Ärzte schätzen Erkrankungen der Finger- oder Fußnägel häufig falsch ein. In einer Studie in der Fachzeitschrift "Aktuelle Dermatologie“ (Georg Thieme Verlag, Stuttgart. 2018) erwies sich die Erstdiagnose in jedem zweiten Fall nach einer feingeweblichen Untersuchung einer Nagelprobe als nicht korrekt.
Die richtige Diagnose bei Nagelerkrankungen zu stellen, ist nicht einfach, weiß Privatdozentin Dr. Cornelia Müller von der Klinik für Dermatologie der Universitätskliniken des Saarlandes in Homburg. "Nagelerkrankungen besitzen im klinischen Alltag und in der medizinischen Ausbildung eine vergleichsweise geringe Wertigkeit, sodass viele Hausärzte aber auch Dermatologen entsprechende Erkrankungen nicht routiniert befunden und behandeln. Ärzte, die sich in ihrer Diagnose nicht sicher sind, lassen Nagelproben ihrer Patienten daher mitunter im Labor von einem Experten untersuchen. Nicht selten zeigt sich unter dem Mikroskop, dass eine völlig andere Erkrankung vorliegt, als der medizinische Kollege vermutet hatte. Andererseits können zu kleine oder falsch entnommene Proben auch zu einer Fehlerquote in der feingeweblichen Untersuchung führen.
Im Rahmen einer Studie hat die Dermatologin gemeinsam mit Kollegen die Erstdiagnose einer Nagelveränderung oder -erkrankung mit den Befunden der nachfolgenden Gewebeuntersuchung verglichen, die im Zeitraum zwischen Januar 2006 und März 2014 am Universitätsklinikum des Saarlandes (UKS) durchgeführt wurden.

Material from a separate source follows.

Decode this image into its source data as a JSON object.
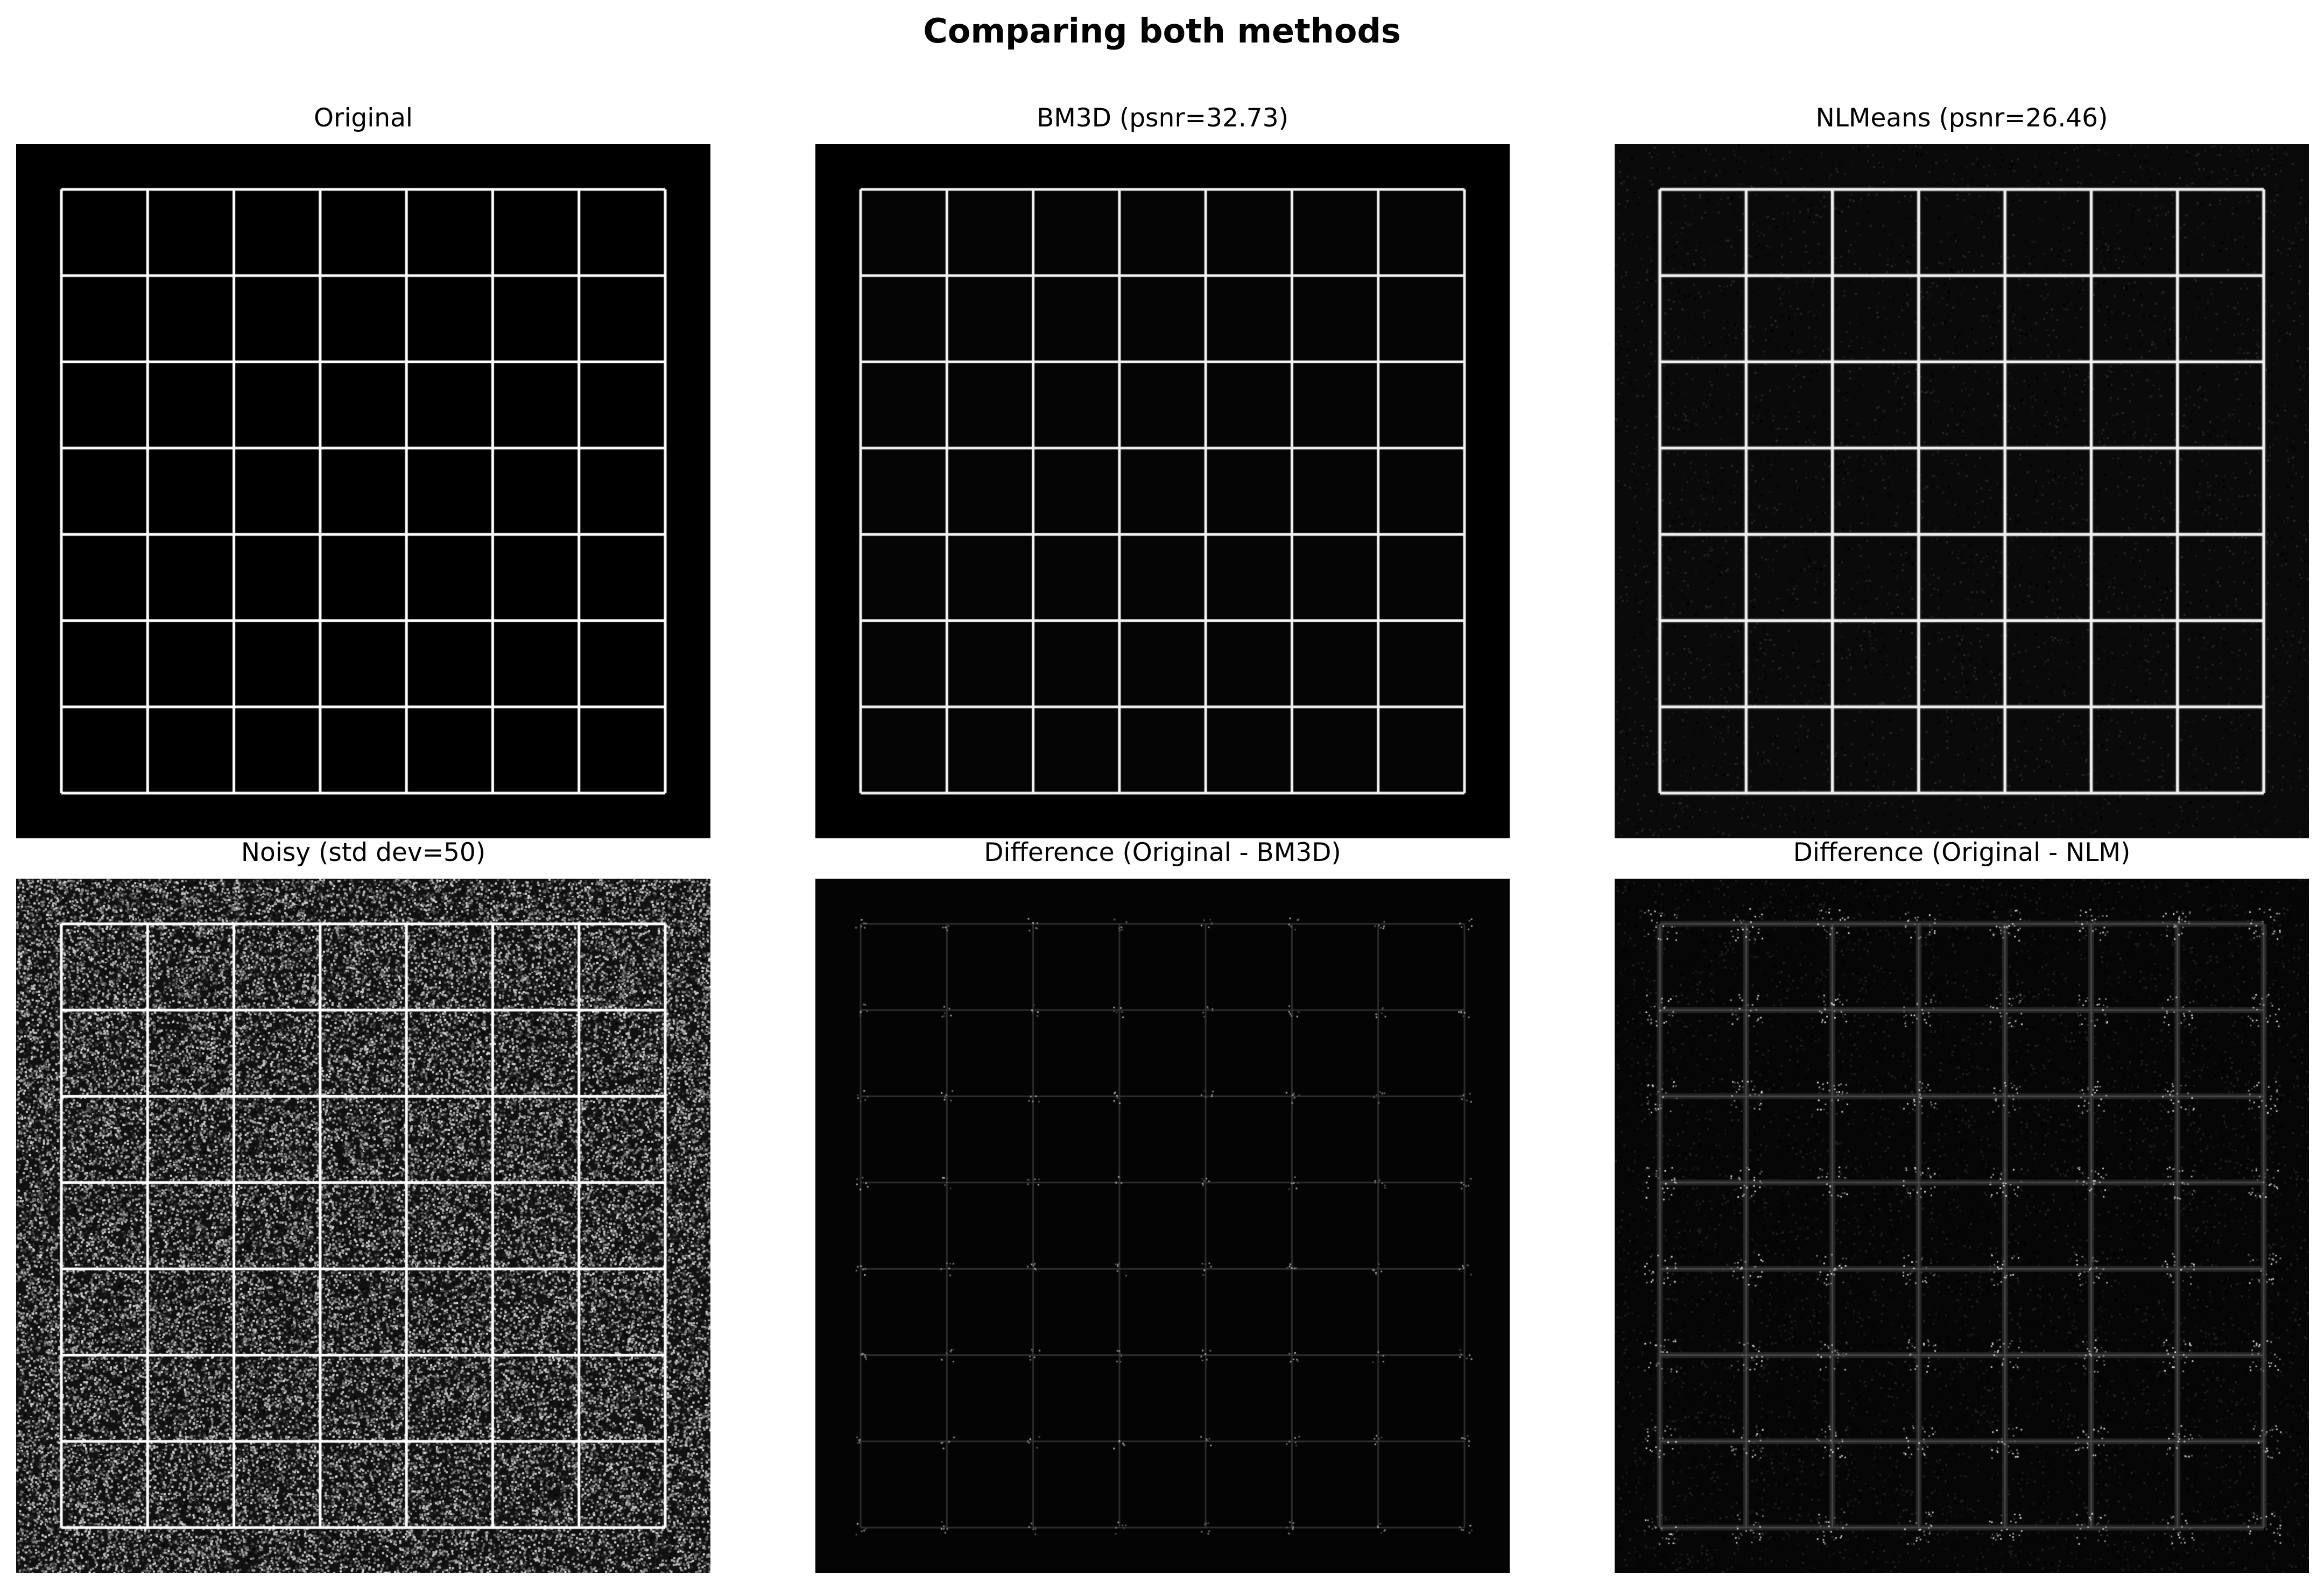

Der Vergleich der 639 Verdachtsdiagnosen mit den Ergebnissen der feingeweblichen Untersuchung ergab: In 346 Fällen, das sind rund 54 Prozent, musste die Diagnose revidiert werden. Besonders häufig irrten die Ärzte beim Pilzbefall des Nagels, von Dermatologen Onychomykose genannt. Sie war von den behandelnden Ärzten bei 62 Prozent der Patienten vermutet worden. Nach der Untersuchung sank der Anteil auf etwa 22 Prozent. Die Experten hingegen diagnostizierten am häufigsten eine Onychodystrophie. Dabei handelt es sich um eine Wachstums- oder Ernährungsstörung des Nagels, die gelegentlich nach Pilzinfektionen auftritt, häufig jedoch andere Ursachen hat. Bei Fußballspielern kann sie nach wiederholten kleinen Verletzungen der Fußnägel auftreten.
In anderen Fällen lagen die Ärzte mit ihrer Vermutung richtig. Die Diagnose von Wachstumsstörungen oder auch ein eingewachsener Nagel, Unguis incarnatus, bereitet auch unerfahrenen Ärzten keine Probleme.
Besondere Vorsicht ist bei ungewöhnlichen Verfärbungen der Nägel geboten. Vor allem wenn die Pigmentierungen unregelmäßig sind und keine Verletzungen vorausgegangen sind. Die Ärzte wissen um die Gefahr und daher muss im Zweifel biopsiert werden: Der Verdacht auf ein Nagelmelanom war daher in 72 Fällen der Grund für eine Abklärung am UKS. In immerhin 13 von 72 Fällen lag tatsächlich ein bösartiger Hauttumor vor.
Ein wertvolles Nebenkriterium zur Erkennung des malignen Nagelmelanoms ist laut PD Dr. Müller auch das Alter der Patienten. Nagelmelanome treten meistens bei Patienten über 60 Jahren auf. Bei jüngeren Patienten sind die Pigmenttumore eher gutartig (Naevi), bei Kindern unter 14 Jahren kommt das akrale Melanom so gut wie nicht vor. Daher kann bei Kindern auch klinisch kontrolliert werden. Eine Garantie gibt es allerdings nicht. In der Studie war der jüngste Patient mit einem Melanom 30 Jahre alt. PD Dr. Müller rät daher auch schon bei Jugendlichen und jungen Erwachsenen im Zweifel zur feingeweblichen Untersuchung.